Der Blur-Effekt ist stark überzeichnet.Der Blur-Effekt ist stark überzeichnet.

Nicht so schnell

Die Sportarten dürft ihr entweder einzeln oder als Olympiade meistern. Die Reihenfolge legt ihr dabei selbst fest oder lasst sie vom Computer auswürfeln. Wenn ihr dann die quälend langen Ladezeiten gemeistert habt, geht es mit einem namenslosen Sportler eurer Wahl los, zum Beispiel zum Bobsport. Hier müsst ihr eure Olympioniken erst einmal die Anfangsgeschwindigkeit aufnehmen lassen, um dann zum richtigen Zeitpunkt die Schultertaste zu drücken, damit die Sportler in den Bob springen. Danach müsst ihr die Kurvenbalance mittels Steuerkreuz halten und versuchen, so schnell wie möglich ins Ziel zu kommen.

Jede Sportart lässt sich dabei nicht nur aus der Schulterperspektive spielen, sondern auch aus der Ich-Perspektive. Die wirkt zwar realistischer, spielt sich aber auch deutlich schwerer, da die große Übersicht fehlt. Die Schulterperspektive hat wiederum den Nachteil, dass der Blur-Effekt, der das Geschwindigkeitsempfinden verstärken soll, extrem störend wirkt, da er viel zu überzeichnet ist.
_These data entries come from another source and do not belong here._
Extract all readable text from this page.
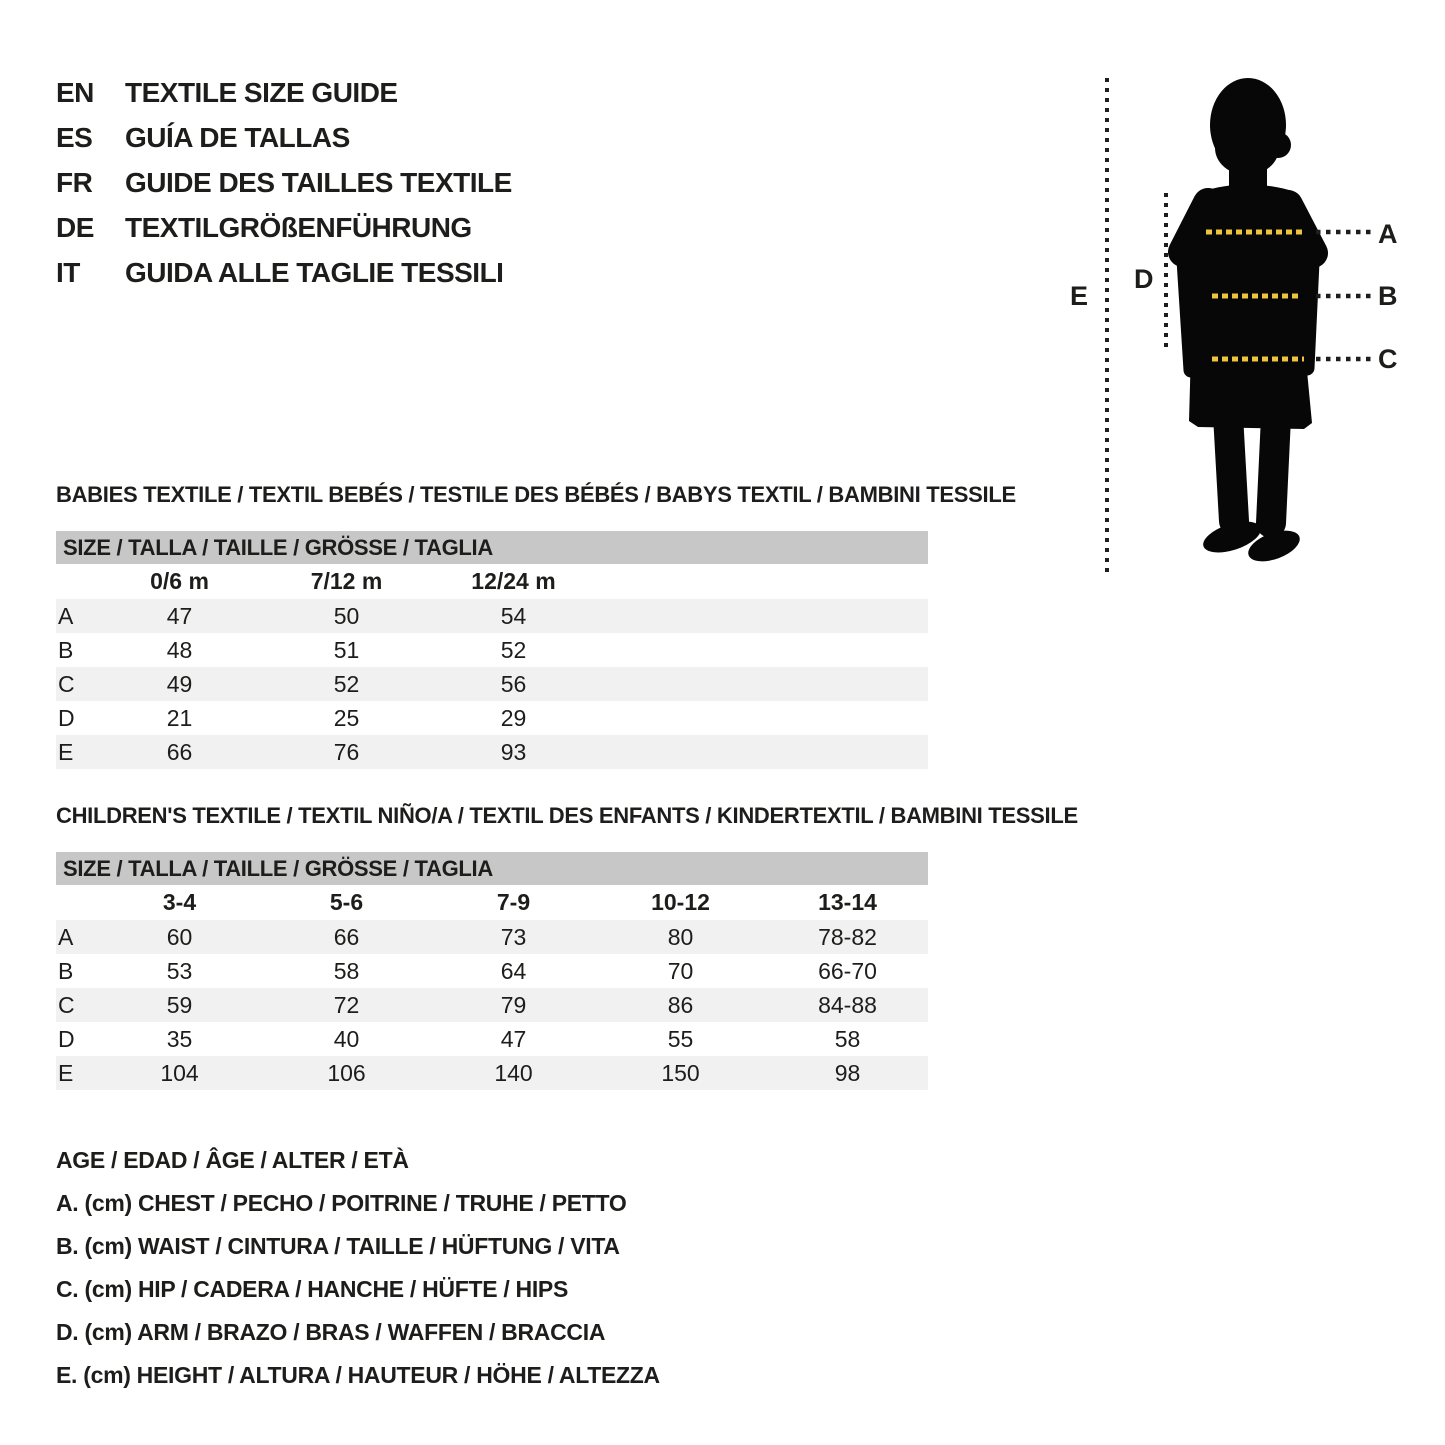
EN	TEXTILE SIZE GUIDE
ES	GUÍA DE TALLAS
FR	GUIDE DES TAILLES TEXTILE
DE	TEXTILGRÖßENFÜHRUNG
IT	GUIDA ALLE TAGLIE TESSILI
A
B
C
D
E
BABIES TEXTILE / TEXTIL BEBÉS / TESTILE DES BÉBÉS / BABYS TEXTIL / BAMBINI TESSILE
SIZE / TALLA / TAILLE / GRÖSSE / TAGLIA
0/6 m	7/12 m	12/24 m
A	47	50	54
B	48	51	52
C	49	52	56
D	21	25	29
E	66	76	93
CHILDREN'S TEXTILE / TEXTIL NIÑO/A / TEXTIL DES ENFANTS / KINDERTEXTIL / BAMBINI TESSILE
SIZE / TALLA / TAILLE / GRÖSSE / TAGLIA
3-4	5-6	7-9	10-12	13-14
A	60	66	73	80	78-82
B	53	58	64	70	66-70
C	59	72	79	86	84-88
D	35	40	47	55	58
E	104	106	140	150	98
AGE / EDAD / ÂGE / ALTER / ETÀ
A. (cm) CHEST / PECHO / POITRINE / TRUHE / PETTO
B. (cm) WAIST / CINTURA / TAILLE / HÜFTUNG / VITA
C. (cm) HIP / CADERA / HANCHE / HÜFTE / HIPS
D. (cm) ARM / BRAZO / BRAS / WAFFEN / BRACCIA
E. (cm) HEIGHT / ALTURA / HAUTEUR / HÖHE / ALTEZZA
Auch in der Ich-Perspektive geht es die Hänge runter!Auch in der Ich-Perspektive geht es die Hänge runter!

Achtung, Schneemänner!

Solltet ihr keine Lust auf die traditionellen Events haben, gibt es noch den Herausforderungs-Modus, eine Sammlung abwechslungsreicher Minispielchen. Dabei gilt es zum Beispiel eine Höchstgeschwindigkeit zu erreichen oder bei einer Ski-Abfahrt auf der Strecke platzierte Schneemänner zu umfahren. Auch wenn diese Minigames gut gemeint sind, verlieren auch sie schnell an Reiz und unterhalten nur kurzzeitig. Etwas mehr Freude kommt da schon im Mehrspieler-Modus auf, in dem ihr per Splitscreen oder online gegeneinander spielen könnt. Außerdem ist die Präsentation gut gelungen, die mit einer guten Grafik, rockiger Musik und einem frischen Menü punktet.